In diesem Jahr feiert man bereits den vierten Geburtstag und freut sich über die wachsende Beliebtheit: „Die Zuschauerresonanz hat sich in den letzten Jahren kontinuierlich gesteigert“, resümiert die Festivalkoordinatorin Ina Alvarez. Am Anfang stand die Idee, eine dauerhafte Beziehung zu Lateinamerika, insbesondere Mexiko, zu entwickeln, das jeweils im Wechsel mit anderen lateinamerikanischen Ländern alle zwei Jahre den Schwerpunkt für die Herkunft der Filme bildet. „Wir möchten den Besuchern die Kinematographie des ausgewählten Landes so intensiv wie möglich nahe bringen. Dazu gehören auch Hintergründe, Gäste und Musik aus dem jeweiligen Land“, sagt Ina Alvarez. „Wir werden ein attraktives Programm präsentieren und die Qualität vom letzen Jahr noch übertreffen“, so Alvarez.
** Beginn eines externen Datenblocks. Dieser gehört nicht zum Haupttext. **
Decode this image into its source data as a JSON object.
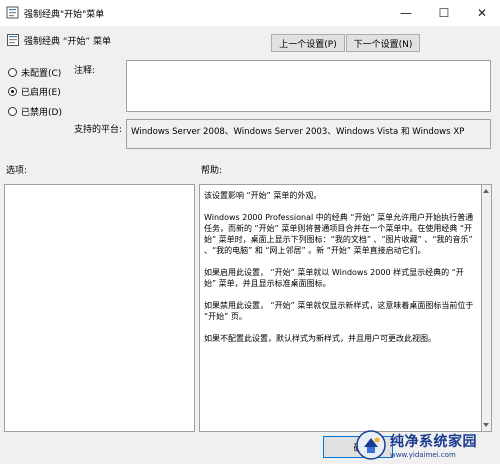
{
  "window": {
    "title": "强制经典\"开始\"菜单",
    "controls": {
      "minimize": "—",
      "maximize": "☐",
      "close": "✕"
    }
  },
  "header": {
    "policy_title": "强制经典 “开始” 菜单",
    "prev_button": "上一个设置(P)",
    "next_button": "下一个设置(N)"
  },
  "state": {
    "options": [
      {
        "label": "未配置(C)",
        "checked": false
      },
      {
        "label": "已启用(E)",
        "checked": true
      },
      {
        "label": "已禁用(D)",
        "checked": false
      }
    ]
  },
  "comment": {
    "label": "注释:",
    "value": ""
  },
  "platform": {
    "label": "支持的平台:",
    "value": "Windows Server 2008、Windows Server 2003、Windows Vista 和 Windows XP"
  },
  "sections": {
    "options_label": "选项:",
    "help_label": "帮助:"
  },
  "help": {
    "paragraphs": [
      "该设置影响 “开始” 菜单的外观。",
      "Windows 2000 Professional 中的经典 “开始” 菜单允许用户开始执行普通任务，而新的 “开始” 菜单则将普通项目合并在一个菜单中。在使用经典 “开始” 菜单时，桌面上显示下列图标：“我的文档” 、“图片收藏” 、“我的音乐” 、“我的电脑” 和 “网上邻居” 。新 “开始” 菜单直接启动它们。",
      "如果启用此设置， “开始” 菜单就以 Windows 2000 样式显示经典的 “开始” 菜单，并且显示标准桌面图标。",
      "如果禁用此设置， “开始” 菜单就仅显示新样式，这意味着桌面图标当前位于 “开始” 页。",
      "如果不配置此设置，默认样式为新样式，并且用户可更改此视图。"
    ]
  },
  "footer": {
    "ok_button": "确"
  },
  "watermark": {
    "main": "纯净系统家园",
    "sub": "www.yidaimei.com"
  }
}
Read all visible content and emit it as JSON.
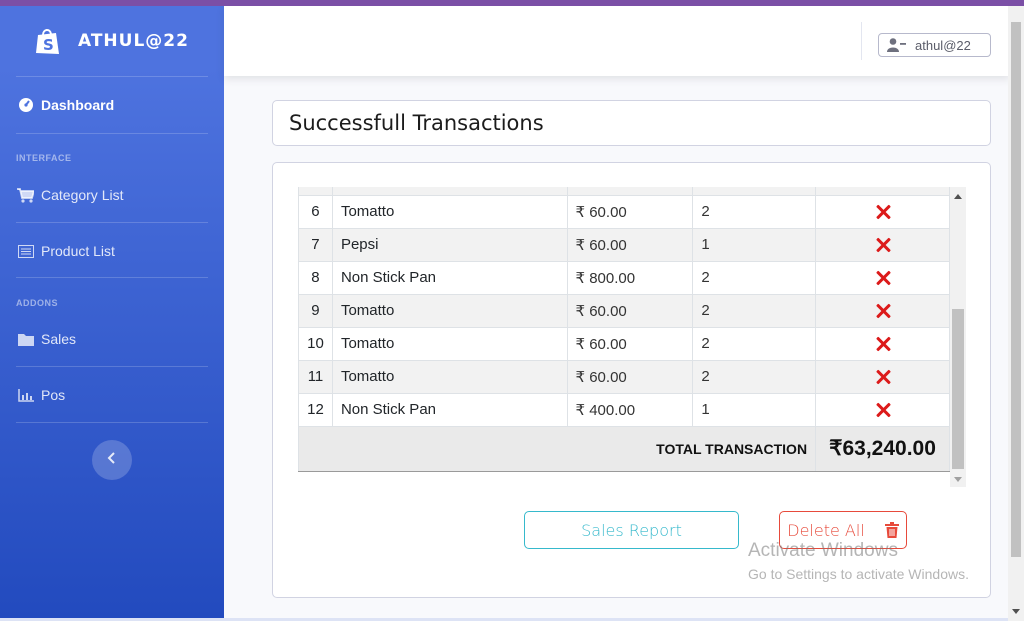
{
  "brand": {
    "name": "ATHUL@22",
    "icon": "shopping-bag-icon"
  },
  "sidebar": {
    "items": [
      {
        "label": "Dashboard",
        "icon": "tachometer-icon",
        "active": true
      },
      {
        "label": "Category List",
        "icon": "cart-icon"
      },
      {
        "label": "Product List",
        "icon": "list-icon"
      },
      {
        "label": "Sales",
        "icon": "folder-icon"
      },
      {
        "label": "Pos",
        "icon": "chart-icon"
      }
    ],
    "headings": [
      "INTERFACE",
      "ADDONS"
    ],
    "toggle_icon": "chevron-left-icon"
  },
  "topbar": {
    "user_label": "athul@22",
    "user_icon": "user-minus-icon"
  },
  "page": {
    "title": "Successfull Transactions"
  },
  "table": {
    "partial_row_text": "",
    "rows": [
      {
        "no": "6",
        "name": "Tomatto",
        "price": "₹ 60.00",
        "qty": "2"
      },
      {
        "no": "7",
        "name": "Pepsi",
        "price": "₹ 60.00",
        "qty": "1"
      },
      {
        "no": "8",
        "name": "Non Stick Pan",
        "price": "₹ 800.00",
        "qty": "2"
      },
      {
        "no": "9",
        "name": "Tomatto",
        "price": "₹ 60.00",
        "qty": "2"
      },
      {
        "no": "10",
        "name": "Tomatto",
        "price": "₹ 60.00",
        "qty": "2"
      },
      {
        "no": "11",
        "name": "Tomatto",
        "price": "₹ 60.00",
        "qty": "2"
      },
      {
        "no": "12",
        "name": "Non Stick Pan",
        "price": "₹ 400.00",
        "qty": "1"
      }
    ],
    "total_label": "TOTAL TRANSACTION",
    "total_value": "₹63,240.00"
  },
  "buttons": {
    "report": "Sales Report",
    "delete_all": "Delete All"
  },
  "watermark": {
    "title": "Activate Windows",
    "subtitle": "Go to Settings to activate Windows."
  },
  "colors": {
    "sidebar_start": "#4e73df",
    "sidebar_end": "#224abe",
    "info": "#36b9cc",
    "danger": "#e74a3b",
    "delete_x": "#dc1a1a"
  }
}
Neu in diesem Jahr ist der erstmalig durchgeführte Wettbewerb, berufen wird eine Jury aus jugendlichen Filmliebhabern. Die Veranstalter wollen damit neue Wege gehen.

 

Grußwort

Die Entwicklung und der kulturelle Reichtum Lateinamerikas interessieren mich seit Jahren. Daher freue ich mich über die tollen Filme bei unserem Festival in Bremen. Sie bringen uns Lateinamerika jedes Mal ein Stückchen näher. Ich lade Sie alle ein: kommen Sie ins Kino, kommen Sie zum Festival und überzeugen Sie sich selbst.

 

Luise Scherf
Schirmherrin des Lateinamerika
Filmfestivals in Bremen
Grußwort

Der mexikanische Film hat seine Anfänge in den ersten Jahren des 20. Jahrhunderts und fällt zeitlich zusammen mit der mexikanischen Revolution, die zu seinem zentralen Thema wird. Einen großen Aufschwung nimmt das mexikanische Filmschaffen Ende der dreißiger Jahre im sogenannten "Goldenen Zeitalter". Regisseure wie Luis Buñuel und Emilio Fernández, Kameraleute wie Gabriel Figueroa und Schauspieler wie Dolores del Río, María Félix und Pedro Armendáriz leisten einen entscheidenden Beitrag zu seiner internationalen Verbreitung. Auch in der Gegenwart verdankt der mexikanische Film seine internationale Anerkennung der zeitgenössischen Generation von Regisseuren, Fotografen und Schauspielern. Einige ihrer Werke sind auf dem diesjährigen 4. Lateinamerika Filmfestival Bremen vertreten.
Es freut mich sehr, dass Mexiko bei dem Festival Schwerpunktthema ist, da ich denke, dass der Film als Ausdruck der gesellschaftlichen Realität meines Landes zweifelsohne zum besseren Verständnis zwischen unseren Völkern beitragen und die Freundschaft zwischen Mexiko und Deutschland festigen kann
 


Jorge Castro-Valle K.
Botschafter der Vereinigten
Staaten von Mexiko
Grußwort

Dem 4. lateinamerikanischen Filmfestival wünsche ich gutes Gelingen und heiße alle Gäste herzlich Willkommen.
Dieses Festival wird uns die Vielfältigkeit Mexikos näher bringen und das Miteinander unserer Länder intensivieren.